Files
transformers/docs/source/en/model_doc/bort.md
2025-10-15 14:08:54 -07:00

2.7 KiB

This model was released on 2020-10-20 and added to Hugging Face Transformers on 2023-06-20 and contributed by stefan-it.

Warning

This model is in maintenance mode only, we do not accept any new PRs changing its code.

If you run into any issues running this model, please reinstall the last version that supported this model: v4.30.0. You can do so by running the following command: pip install -U transformers==4.30.0.

BORT

BORT extracts an optimal subset of architectural parameters from BERT, significantly reducing its size to 5.5% of BERT-large's effective size and 16% of its net size. BORT can be pretrained in 288 GPU hours, which is 1.2% of the time required for RoBERTa-large and 33% of BERT-large. It is 7.9x faster on a CPU and outperforms other compressed and some non-compressed variants, achieving performance improvements of 0.3% to 31% on various NLU benchmarks.

import torch
from transformers import pipeline

pipeline = pipeline(task="fill-mask", model="amazon/bort", dtype="auto")
pipeline("Plants create [MASK] through a process known as photosynthesis.")
import torch
from transformers import AutoModelForMaskedLM, AutoTokenizer

model = AutoModelForMaskedLM.from_pretrained("amazon/bort", dtype="auto")
tokenizer = AutoTokenizer.from_pretrained("amazon/bort")

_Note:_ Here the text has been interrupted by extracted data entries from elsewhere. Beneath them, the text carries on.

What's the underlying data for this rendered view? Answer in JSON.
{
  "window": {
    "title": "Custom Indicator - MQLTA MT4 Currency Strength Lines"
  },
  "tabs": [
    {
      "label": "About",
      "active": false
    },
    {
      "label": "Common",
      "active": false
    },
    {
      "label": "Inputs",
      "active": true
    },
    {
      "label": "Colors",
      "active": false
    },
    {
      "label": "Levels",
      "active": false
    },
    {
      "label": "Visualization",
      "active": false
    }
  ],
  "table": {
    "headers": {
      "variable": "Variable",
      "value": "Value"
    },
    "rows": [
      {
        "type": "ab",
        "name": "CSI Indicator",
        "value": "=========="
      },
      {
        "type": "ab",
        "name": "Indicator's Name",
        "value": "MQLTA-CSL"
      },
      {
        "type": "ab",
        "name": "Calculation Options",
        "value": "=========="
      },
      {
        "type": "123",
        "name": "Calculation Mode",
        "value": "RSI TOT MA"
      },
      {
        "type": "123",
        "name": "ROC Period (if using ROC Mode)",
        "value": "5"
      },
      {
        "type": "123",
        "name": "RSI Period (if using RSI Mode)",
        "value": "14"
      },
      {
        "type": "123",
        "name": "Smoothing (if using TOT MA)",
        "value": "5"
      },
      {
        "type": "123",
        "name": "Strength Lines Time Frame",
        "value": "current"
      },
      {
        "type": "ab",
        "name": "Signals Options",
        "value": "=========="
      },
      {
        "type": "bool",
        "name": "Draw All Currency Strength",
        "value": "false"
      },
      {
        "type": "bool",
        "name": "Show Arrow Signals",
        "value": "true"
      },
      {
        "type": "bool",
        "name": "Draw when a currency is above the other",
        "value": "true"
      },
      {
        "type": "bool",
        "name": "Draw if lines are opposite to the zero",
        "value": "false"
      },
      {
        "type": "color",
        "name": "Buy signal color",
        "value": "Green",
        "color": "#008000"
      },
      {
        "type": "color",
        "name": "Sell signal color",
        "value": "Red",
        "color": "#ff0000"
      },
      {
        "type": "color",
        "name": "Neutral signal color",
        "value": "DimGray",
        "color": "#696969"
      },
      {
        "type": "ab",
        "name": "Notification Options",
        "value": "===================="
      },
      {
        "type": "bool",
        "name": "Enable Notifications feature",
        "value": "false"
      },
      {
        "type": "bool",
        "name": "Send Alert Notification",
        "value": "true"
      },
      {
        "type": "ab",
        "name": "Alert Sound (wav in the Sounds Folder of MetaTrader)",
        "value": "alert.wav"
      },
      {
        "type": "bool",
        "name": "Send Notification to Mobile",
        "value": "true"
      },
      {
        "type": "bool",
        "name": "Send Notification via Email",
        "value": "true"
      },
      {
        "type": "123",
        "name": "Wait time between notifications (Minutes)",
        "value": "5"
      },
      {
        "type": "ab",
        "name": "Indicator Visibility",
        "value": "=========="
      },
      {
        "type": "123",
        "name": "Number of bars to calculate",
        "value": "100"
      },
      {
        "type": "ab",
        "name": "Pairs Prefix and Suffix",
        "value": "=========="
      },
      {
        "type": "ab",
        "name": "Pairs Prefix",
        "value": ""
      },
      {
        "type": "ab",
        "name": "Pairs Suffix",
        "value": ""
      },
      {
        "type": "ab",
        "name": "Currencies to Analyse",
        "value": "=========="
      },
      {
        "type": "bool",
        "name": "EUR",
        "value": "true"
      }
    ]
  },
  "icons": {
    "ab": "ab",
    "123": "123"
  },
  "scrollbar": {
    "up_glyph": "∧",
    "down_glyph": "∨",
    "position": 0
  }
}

inputs = tokenizer("Plants create [MASK] through a process known as photosynthesis.", return_tensors="pt")
outputs = model(**inputs)
mask_token_id = tokenizer.mask_token_id
mask_position = (inputs.input_ids == tokenizer.mask_token_id).nonzero(as_tuple=True)[1]
predicted_word = tokenizer.decode(outputs.logits[0, mask_position].argmax(dim=-1))
print(f"Predicted word: {predicted_word}")

Usage tips

  • BORT uses the RoBERTa tokenizer instead of the BERT tokenizer. Check RoBERTa's documentation for API reference and usage examples.